Last time we covered turning digital numbers into analog voltages with DACs. Now let's go the other direction: converting real-world analog signals into digital values your microcontroller can process. This is the job of the Analog-to-Digital Converter (ADC).

An ADC does two things: it samples the analog signal at discrete moments in time, and it quantizes each sample into a digital code. Both steps introduce limitations you need to understand.

Resolution and LSB size. An N-bit ADC divides its reference voltage into 2^N steps. For a 10-bit ADC with a 3.3V reference, each step (one LSB) is:

LSB = 3.3V / 1024 ≈ 3.22 mV

This means you can't distinguish voltage differences smaller than about 3.2 mV. If you're reading a thermistor circuit that produces 10 mV/°C, your temperature resolution is roughly 0.3°C — which may or may not be good enough. Upgrading to a 12-bit ADC (4096 steps) cuts the LSB to 0.81 mV and gets you to ~0.08°C resolution. This is exactly the kind of back-of-envelope math you should do before selecting an ADC.

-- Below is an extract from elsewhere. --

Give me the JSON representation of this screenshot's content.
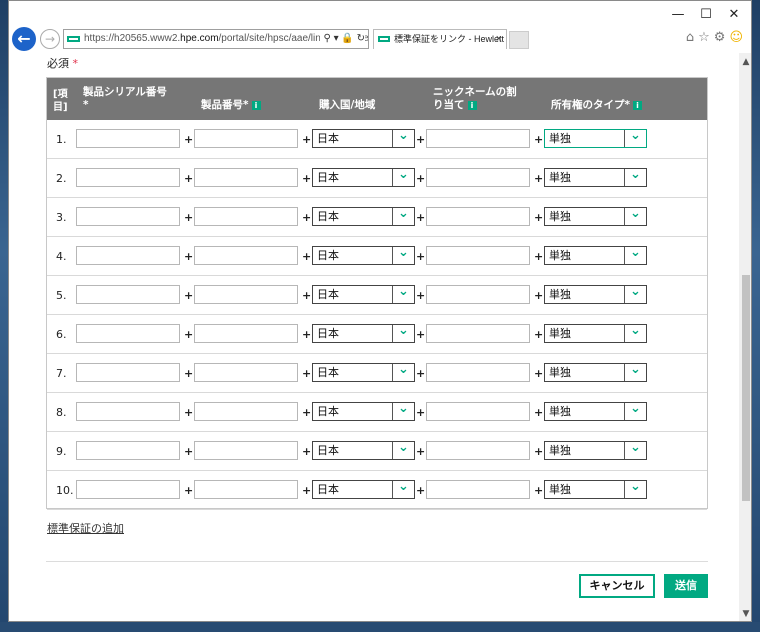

Sampling rate and Nyquist. The Nyquist theorem says you must sample at at least twice the highest frequency present in your signal. In practice, sample at 5–10× the signal bandwidth to get clean reconstructions. If you're digitizing audio up to 20 kHz, a 44.1 kHz sample rate is the theoretical minimum — which is exactly why CD audio uses that rate. For a slowly varying temperature sensor, even 10 samples per second is overkill.

Common ADC architectures:

• Successive Approximation (SAR) — the workhorse. Medium speed (up to a few MSPS), good resolution (12–18 bits), low power. This is what's inside most microcontrollers (STM32, ATmega, ESP32).
• Delta-Sigma (ΔΣ) — trades speed for resolution. Excellent for 16–24 bit precision at low sample rates. Used in digital multimeters, load cells, and precision instrumentation. The ADS1115 is a popular 16-bit ΔΣ converter for hobbyist projects.
• Flash — extremely fast (GSPS range) but expensive and power-hungry. Used in oscilloscopes and RF systems. You won't encounter these in typical projects.

Practical tips for clean ADC readings:

• Decouple the ADC's reference voltage pin with a 100 nF ceramic capacitor right at the pin. Noisy reference = noisy readings.
• Keep analog signal traces short and away from digital switching signals (SPI clocks, PWM lines).
• Use a simple RC anti-aliasing filter on the input. Even a 100Ω resistor and 100 nF cap (cutoff ~16 kHz) prevents high-frequency noise from folding into your measurement band.
• Average multiple samples in software. Averaging 16 readings and shifting right by 4 effectively gives you a cheap noise reduction of ~4× (two extra effective bits).

Real-world example: You want to measure a 0–5V battery voltage with a 3.3V microcontroller's built-in 12-bit SAR ADC. Use a resistor divider (e.g., 10kΩ and 6.8kΩ) to scale 5V down to ~2.02V, well within the 0–3.3V input range. Add a 100 nF cap at the ADC pin to stabilize the reading. Your LSB is 0.81 mV at the ADC, which maps to about 2 mV at the battery — plenty of resolution for battery monitoring.